Effects of eribulin mesilate for tumor progression and fibrosis in gastric cancer

Date 29 June 2016
Event ESMO World Congress on Gastrointestinal Cancer 2016
Session ESMO World Congress on Gastrointestinal Cancer 2016 - Abstracts book
Presenter T. Kurata
Citation Annals of Oncology (2016) 27 (2): 1-85. 10.1093/annonc/mdw199
Authors T. Kurata1, S. Fushida1, T. Tsukada2, J. Kinoshita1, K. Oyama1, T. Ohta1
  • 1Kanazawa University Hospital, Kanazawa, Japan, /
  • 2Department of Gastroenterological Surgery, Kanazawa University Hospital, Kanazawa, Japan, /

Abstract

The prognosis of scirrhous gastric carcinoma is still very poor.

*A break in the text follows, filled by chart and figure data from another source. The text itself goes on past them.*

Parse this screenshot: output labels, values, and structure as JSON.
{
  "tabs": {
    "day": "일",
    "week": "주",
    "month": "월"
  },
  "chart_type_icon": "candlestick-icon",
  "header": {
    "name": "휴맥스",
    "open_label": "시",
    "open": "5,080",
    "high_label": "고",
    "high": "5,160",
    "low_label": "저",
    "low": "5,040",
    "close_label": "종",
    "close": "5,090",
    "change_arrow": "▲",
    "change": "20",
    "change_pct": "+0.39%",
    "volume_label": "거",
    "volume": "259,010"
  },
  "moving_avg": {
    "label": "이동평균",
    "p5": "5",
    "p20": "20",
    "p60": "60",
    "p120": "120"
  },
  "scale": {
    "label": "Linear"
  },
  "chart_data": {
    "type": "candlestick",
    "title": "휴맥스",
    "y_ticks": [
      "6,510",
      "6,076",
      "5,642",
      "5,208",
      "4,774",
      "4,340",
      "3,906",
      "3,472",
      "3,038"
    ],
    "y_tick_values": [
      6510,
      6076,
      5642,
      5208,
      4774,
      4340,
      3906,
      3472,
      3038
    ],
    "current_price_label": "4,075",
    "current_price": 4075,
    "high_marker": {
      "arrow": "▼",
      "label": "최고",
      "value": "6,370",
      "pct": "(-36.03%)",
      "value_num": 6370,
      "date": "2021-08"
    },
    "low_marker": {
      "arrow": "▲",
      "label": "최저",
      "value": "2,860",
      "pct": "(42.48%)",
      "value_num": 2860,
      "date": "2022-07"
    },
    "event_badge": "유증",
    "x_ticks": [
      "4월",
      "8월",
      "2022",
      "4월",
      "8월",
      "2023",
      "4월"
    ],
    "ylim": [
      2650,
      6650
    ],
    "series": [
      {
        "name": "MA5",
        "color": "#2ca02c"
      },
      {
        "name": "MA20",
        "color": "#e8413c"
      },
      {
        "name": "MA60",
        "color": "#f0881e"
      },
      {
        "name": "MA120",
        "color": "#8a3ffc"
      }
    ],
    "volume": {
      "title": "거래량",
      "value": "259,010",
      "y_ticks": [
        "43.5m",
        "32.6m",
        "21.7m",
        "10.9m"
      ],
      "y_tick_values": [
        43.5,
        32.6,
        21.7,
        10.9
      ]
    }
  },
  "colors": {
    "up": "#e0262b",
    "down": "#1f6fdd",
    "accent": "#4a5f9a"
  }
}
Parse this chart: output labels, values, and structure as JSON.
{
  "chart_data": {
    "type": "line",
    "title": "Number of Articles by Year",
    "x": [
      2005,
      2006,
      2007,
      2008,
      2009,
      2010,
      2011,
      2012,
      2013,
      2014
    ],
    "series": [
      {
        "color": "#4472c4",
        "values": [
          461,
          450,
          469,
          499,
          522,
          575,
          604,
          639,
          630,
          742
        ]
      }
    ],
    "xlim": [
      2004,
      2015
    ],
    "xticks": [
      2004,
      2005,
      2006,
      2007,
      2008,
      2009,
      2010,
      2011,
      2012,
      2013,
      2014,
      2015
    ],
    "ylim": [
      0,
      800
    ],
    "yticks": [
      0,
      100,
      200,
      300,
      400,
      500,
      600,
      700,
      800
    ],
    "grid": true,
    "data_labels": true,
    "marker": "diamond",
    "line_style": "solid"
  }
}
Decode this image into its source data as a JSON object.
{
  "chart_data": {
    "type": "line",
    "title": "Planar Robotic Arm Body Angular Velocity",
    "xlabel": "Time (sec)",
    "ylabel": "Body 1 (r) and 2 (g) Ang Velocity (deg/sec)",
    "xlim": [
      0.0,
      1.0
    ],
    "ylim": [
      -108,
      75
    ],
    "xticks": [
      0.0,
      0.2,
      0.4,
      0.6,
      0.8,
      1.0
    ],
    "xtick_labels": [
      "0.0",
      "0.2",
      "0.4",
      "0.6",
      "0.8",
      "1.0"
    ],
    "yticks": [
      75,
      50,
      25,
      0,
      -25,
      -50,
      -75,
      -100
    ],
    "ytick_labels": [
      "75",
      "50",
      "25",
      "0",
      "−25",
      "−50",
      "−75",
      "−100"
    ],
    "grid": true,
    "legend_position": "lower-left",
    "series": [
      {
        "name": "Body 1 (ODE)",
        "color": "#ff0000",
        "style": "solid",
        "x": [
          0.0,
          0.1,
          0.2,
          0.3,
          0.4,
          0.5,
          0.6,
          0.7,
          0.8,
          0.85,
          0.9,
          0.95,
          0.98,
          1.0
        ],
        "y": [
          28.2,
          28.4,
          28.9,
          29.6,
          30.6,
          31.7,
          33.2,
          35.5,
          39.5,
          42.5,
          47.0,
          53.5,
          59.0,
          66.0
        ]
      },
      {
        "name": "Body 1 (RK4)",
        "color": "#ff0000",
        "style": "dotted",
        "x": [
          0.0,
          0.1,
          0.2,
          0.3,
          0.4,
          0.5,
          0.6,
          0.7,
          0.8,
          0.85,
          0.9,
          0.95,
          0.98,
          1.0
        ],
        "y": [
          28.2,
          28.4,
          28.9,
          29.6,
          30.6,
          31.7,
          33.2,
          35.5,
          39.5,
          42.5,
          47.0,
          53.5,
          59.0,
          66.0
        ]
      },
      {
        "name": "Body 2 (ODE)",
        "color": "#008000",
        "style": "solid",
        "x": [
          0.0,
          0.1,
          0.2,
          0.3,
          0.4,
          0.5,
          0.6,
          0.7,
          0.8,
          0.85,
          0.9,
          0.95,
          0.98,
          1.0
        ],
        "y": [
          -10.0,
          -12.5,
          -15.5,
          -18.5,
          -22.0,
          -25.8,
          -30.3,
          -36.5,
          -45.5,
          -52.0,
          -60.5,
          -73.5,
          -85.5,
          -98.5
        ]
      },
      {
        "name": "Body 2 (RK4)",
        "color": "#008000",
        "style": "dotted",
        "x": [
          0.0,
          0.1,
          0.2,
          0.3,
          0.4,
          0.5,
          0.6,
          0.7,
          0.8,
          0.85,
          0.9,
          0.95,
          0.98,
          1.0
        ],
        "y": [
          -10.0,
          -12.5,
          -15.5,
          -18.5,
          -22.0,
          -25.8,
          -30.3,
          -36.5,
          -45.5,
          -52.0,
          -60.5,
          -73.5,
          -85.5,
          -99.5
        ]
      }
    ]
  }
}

Peritoneal dissemination is the most frequent metastatic pattern of scirrhous gastric carcinoma, and has extensive stromal fibrosis and invasive growth to other organs. It is known that cancer cells acquire their malignant potential from interaction with surrounding cells, including cancer-associated myofibroblasts (CAFs). Epithelial-mesenchymal transition (EMT) has an important role in the process and also seen in CAFs, which contributes to stromal fibrosis. Eribulin mesilate (Eribulin) is a non-taxane microtube dynamics inhibitor and currently approved for patients with locally-invasive or metastatic breast cancer. In addition to inhibition of tubules, recent reports have showed that eribulin prevented EMT, remodeled abnormal tumor vasculature, and had synergistic antitumor effects with other agents in triple negative breast cancer. The purpose of this study is to investigate eribulin effects for tumor progression and fibrosis in gastric cancer (GC).